[Core] [Bug] Failed to register worker to Raylet for single node, multi-GPU
See original GitHub issueSearch before asking
- I searched the issues and found no similar issues.
Ray Component
Ray Tune
What happened + What you expected to happen
I am trying to run the official tutorial for PyTorch Lightning. It works fine one a single GPU, but fails when the requested resources per trial are more than one GPU
# Normal behavior with a single GPU
$ python tutorial.py --limit_batches 1 --num_epochs 1 --num_samples 1 --gpus_per_trial 1
Best hyperparameters found were: {'layer_1_size': 128, 'layer_2_size': 256, 'lr': 0.0032251519139857242, 'batch_size': 32}
# Worker registration error when requesting multiple GPUs
$ python tutorial.py --limit_batches 1 --num_epochs 1 --num_samples 1 --gpus_per_trial 4
(ImplicitFunc pid=58090) [2021-12-21 21:59:48,344 E 58996 58996] core_worker.cc:451:
Failed to register worker 2ea0a7ae0dcfec5f2917ed1d37227bb2190a87c16f85aa3f859cd7ef to Raylet.
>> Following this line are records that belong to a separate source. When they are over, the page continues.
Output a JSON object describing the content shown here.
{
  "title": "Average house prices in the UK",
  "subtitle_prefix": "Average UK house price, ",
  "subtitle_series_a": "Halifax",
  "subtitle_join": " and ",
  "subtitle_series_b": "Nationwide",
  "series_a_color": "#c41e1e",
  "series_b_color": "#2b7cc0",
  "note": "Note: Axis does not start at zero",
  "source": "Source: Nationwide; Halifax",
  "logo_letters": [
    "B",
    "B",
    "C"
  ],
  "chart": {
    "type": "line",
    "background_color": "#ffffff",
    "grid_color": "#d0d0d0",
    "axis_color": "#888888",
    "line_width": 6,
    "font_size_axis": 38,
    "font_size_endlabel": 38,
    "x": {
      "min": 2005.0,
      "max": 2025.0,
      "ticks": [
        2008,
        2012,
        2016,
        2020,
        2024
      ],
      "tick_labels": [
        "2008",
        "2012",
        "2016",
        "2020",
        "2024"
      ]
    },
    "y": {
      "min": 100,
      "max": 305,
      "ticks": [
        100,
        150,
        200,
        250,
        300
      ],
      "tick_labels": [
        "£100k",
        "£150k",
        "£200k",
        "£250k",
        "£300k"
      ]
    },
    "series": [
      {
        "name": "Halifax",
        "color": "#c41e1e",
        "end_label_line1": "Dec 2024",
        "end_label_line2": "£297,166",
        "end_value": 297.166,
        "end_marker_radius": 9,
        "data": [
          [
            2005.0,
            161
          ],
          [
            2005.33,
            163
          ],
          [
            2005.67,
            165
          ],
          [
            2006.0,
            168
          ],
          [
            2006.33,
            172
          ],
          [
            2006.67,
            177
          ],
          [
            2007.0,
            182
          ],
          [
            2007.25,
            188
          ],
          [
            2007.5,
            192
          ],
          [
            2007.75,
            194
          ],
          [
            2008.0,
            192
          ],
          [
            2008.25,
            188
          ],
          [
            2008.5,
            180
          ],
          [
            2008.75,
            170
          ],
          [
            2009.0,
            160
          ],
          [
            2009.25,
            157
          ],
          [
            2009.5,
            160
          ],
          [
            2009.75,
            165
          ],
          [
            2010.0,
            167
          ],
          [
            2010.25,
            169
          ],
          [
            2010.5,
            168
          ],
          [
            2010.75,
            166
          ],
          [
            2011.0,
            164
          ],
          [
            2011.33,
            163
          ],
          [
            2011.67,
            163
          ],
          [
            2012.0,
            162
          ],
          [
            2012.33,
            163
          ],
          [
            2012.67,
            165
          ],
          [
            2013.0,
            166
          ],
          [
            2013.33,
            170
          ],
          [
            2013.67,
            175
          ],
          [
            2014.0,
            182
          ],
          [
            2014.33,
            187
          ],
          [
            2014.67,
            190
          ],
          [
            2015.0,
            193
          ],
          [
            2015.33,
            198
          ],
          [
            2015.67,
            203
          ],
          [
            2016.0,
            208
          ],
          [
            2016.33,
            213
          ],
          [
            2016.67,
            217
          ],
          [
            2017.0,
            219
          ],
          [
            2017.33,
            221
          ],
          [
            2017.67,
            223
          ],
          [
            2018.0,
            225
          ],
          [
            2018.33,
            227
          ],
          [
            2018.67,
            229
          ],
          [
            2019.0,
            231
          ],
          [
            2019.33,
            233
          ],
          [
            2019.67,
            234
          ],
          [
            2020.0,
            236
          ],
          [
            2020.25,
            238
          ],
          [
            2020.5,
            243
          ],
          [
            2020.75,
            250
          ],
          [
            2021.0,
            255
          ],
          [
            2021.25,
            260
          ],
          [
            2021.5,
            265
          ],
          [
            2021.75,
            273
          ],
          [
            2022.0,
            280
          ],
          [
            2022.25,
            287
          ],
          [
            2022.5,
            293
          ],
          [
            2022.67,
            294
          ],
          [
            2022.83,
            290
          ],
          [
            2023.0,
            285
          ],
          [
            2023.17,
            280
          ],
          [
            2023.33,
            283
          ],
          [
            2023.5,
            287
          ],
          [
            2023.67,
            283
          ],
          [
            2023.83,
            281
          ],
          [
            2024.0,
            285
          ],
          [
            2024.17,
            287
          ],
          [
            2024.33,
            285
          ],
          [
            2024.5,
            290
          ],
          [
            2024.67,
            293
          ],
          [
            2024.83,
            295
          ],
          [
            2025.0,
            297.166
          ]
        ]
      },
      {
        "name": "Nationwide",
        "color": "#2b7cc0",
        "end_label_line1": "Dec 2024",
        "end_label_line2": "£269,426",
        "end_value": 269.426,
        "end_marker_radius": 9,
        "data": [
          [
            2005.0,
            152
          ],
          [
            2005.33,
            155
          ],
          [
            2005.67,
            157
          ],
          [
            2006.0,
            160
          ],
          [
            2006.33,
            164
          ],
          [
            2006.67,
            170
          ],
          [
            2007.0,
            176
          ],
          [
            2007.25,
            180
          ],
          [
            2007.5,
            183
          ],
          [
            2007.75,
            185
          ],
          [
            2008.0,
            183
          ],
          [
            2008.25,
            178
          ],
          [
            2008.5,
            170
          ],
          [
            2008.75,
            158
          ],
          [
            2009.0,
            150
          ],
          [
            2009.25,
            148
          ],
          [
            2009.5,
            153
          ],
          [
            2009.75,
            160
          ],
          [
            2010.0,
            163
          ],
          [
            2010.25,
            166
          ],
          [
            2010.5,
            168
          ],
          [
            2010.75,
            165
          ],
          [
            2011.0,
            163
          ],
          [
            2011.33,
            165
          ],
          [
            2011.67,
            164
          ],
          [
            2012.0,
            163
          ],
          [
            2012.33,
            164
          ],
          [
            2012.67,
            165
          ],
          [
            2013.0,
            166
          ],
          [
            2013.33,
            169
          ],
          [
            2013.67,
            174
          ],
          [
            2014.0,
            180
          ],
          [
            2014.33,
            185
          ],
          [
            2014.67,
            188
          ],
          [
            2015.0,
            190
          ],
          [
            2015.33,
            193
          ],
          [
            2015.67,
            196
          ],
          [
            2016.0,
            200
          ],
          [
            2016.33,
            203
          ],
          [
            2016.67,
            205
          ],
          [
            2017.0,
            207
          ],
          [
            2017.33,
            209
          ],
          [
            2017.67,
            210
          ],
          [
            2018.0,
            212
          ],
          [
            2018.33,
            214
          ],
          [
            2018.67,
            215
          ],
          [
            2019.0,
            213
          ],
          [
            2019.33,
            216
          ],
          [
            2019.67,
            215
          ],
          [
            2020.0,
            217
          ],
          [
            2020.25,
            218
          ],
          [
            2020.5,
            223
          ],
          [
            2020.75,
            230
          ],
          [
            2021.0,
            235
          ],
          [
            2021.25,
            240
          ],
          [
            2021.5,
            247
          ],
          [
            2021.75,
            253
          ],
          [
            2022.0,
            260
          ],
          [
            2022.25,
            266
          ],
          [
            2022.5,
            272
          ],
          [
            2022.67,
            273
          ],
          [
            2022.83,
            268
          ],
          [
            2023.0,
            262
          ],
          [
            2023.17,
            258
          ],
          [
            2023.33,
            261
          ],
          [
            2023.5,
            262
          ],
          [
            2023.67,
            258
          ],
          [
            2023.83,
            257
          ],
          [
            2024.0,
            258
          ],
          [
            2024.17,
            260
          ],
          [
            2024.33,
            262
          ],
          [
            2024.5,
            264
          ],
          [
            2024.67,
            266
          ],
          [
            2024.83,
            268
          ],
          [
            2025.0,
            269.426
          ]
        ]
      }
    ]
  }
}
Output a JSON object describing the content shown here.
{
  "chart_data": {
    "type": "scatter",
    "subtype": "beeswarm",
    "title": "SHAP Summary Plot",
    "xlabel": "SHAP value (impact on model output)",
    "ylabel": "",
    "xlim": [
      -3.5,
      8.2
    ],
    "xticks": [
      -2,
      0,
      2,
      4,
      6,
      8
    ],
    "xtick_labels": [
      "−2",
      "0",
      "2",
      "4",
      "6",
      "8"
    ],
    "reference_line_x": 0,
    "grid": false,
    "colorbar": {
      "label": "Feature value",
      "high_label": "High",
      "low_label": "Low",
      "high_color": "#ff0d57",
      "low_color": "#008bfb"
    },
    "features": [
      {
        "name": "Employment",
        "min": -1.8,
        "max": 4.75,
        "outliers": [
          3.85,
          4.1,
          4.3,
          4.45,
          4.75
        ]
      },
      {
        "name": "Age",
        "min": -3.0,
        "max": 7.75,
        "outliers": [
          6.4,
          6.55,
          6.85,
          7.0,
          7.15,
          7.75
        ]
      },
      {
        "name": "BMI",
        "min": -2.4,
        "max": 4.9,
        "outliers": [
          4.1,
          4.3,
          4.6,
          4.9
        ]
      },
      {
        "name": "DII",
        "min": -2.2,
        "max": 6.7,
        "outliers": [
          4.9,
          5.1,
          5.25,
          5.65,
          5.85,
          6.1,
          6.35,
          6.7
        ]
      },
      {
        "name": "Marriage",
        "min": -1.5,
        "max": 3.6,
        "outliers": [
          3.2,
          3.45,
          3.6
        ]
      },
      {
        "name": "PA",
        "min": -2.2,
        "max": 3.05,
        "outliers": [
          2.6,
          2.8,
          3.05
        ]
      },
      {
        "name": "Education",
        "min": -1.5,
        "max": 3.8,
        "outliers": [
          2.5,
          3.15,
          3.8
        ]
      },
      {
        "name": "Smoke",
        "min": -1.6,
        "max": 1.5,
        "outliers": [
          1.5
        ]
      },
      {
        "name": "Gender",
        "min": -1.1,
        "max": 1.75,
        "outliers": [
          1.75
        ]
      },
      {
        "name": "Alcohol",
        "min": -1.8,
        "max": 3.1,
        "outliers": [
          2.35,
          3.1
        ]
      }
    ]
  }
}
Invalid: Invalid: Unknown worker
...
Trial shows as RUNNING, but never progresses
This is on a single node/machine that has 4 GPUs attached. Based on PyTorch Lightning’s trainer, I would expect Ray to be able to distribute trials across all the available GPUs when they are requested as resources
Versions / Dependencies
System
- Python 3.9.7
- Ubuntu 20.04 / AWS p3.8xlarge (with 4 Nvidia A100s)
- CUDA 11.5
requirements.txt
pytorch-lightning<1.5
ray[tune]==1.9.0
-f https://download.pytorch.org/whl/cu113/torch_stable.html
torch==1.10.0+cu113
torchvision==0.11.1+cu113
Reproduction script
tutorial.py
from argparse import ArgumentParser, ArgumentDefaultsHelpFormatter
from filelock import FileLock
import math
import os
import pytorch_lightning as pl
from pytorch_lightning.loggers import TensorBoardLogger
from ray import tune
from ray.tune import CLIReporter
from ray.tune.integration.pytorch_lightning import TuneReportCallback, TuneReportCheckpointCallback
from ray.tune.schedulers import ASHAScheduler, PopulationBasedTraining
import torch
from torch.nn import functional as F
from torch.utils.data import DataLoader, random_split
from torchvision import transforms
from torchvision.datasets import MNIST
class LightningMNISTClassifier(pl.LightningModule):
"""
This has been adapted from
https://towardsdatascience.com/from-pytorch-to-pytorch-lightning-a-gentle-introduction-b371b7caaf09
"""
def __init__(self, config, data_dir=None):
super(LightningMNISTClassifier, self).__init__()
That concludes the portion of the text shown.